Our party ordered the wine tasting menu. The wines were designed to match the dishes, and most did so quite successfully. I particularly enjoyed the opening nutty Madeira (which, oddly, was billed separately from the wine flight, even thought it wasn't ordered separately). In contrast to the brilliant selected wines that Matthew McCammon offers at Moto or that Aaron Elliott chooses at Avenues, at Alinea wines are more modest affairs. There was not a single wine, adequate as all were (we were not served vinegar on this visit!), that I would select for my own cellar.

The service was extraordinarily attentive as one might expect at a restaurant of this caliber. However, there were almost too many people (a dozen?) serving us throughout the evening. I prefer establishing a temporary, if intense, tie with a few men and women who I can come to know, question, josh with, and rely upon, but at Alinea just as each course was different, it appeared as if each dish was served by a different person (not true, but close). Like the meal, the service was both excellent and somewhat disjointed. I must note that our check was improperly figured, which they caught (the original bill had been in our favor, but we were too blissed out to notice and to decide how far our ethical sensibility would stretch). This is something that if common demands correction.

The bill: approximately $400/person - the grand tasting menu, the flight of wines, coffee, tax and tip. Was it worth it? Surely. Would I try the long menu again?: Probably not. Would I return?: Tomorrow.
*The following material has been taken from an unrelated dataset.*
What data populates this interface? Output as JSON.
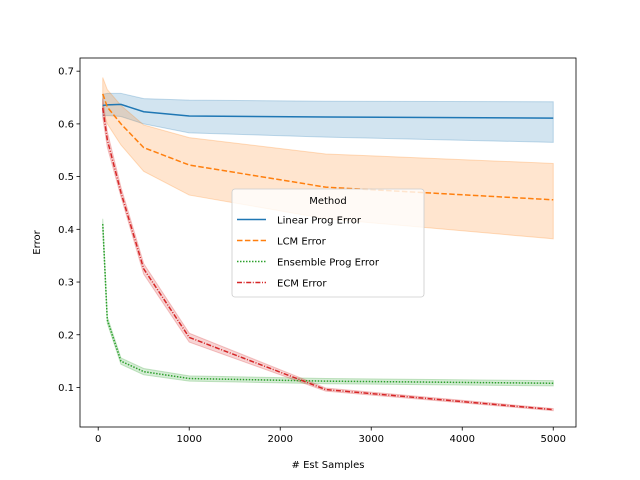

The meal was not flawless and is in progress, but Alinea is a four-star restaurant and unlike such fine Chicago establishments as Everest, Ambria, or Tru, Alinea is a restaurant with a national reputation. Grant Achatz's experiments matter for all Americans who care about how high a chef can fly. We should be astonished when a chef soars towards the heavens, and be moved when the downdrafts send him hurtling to rocky shoals, trusting the wind of imagination will send him still higher.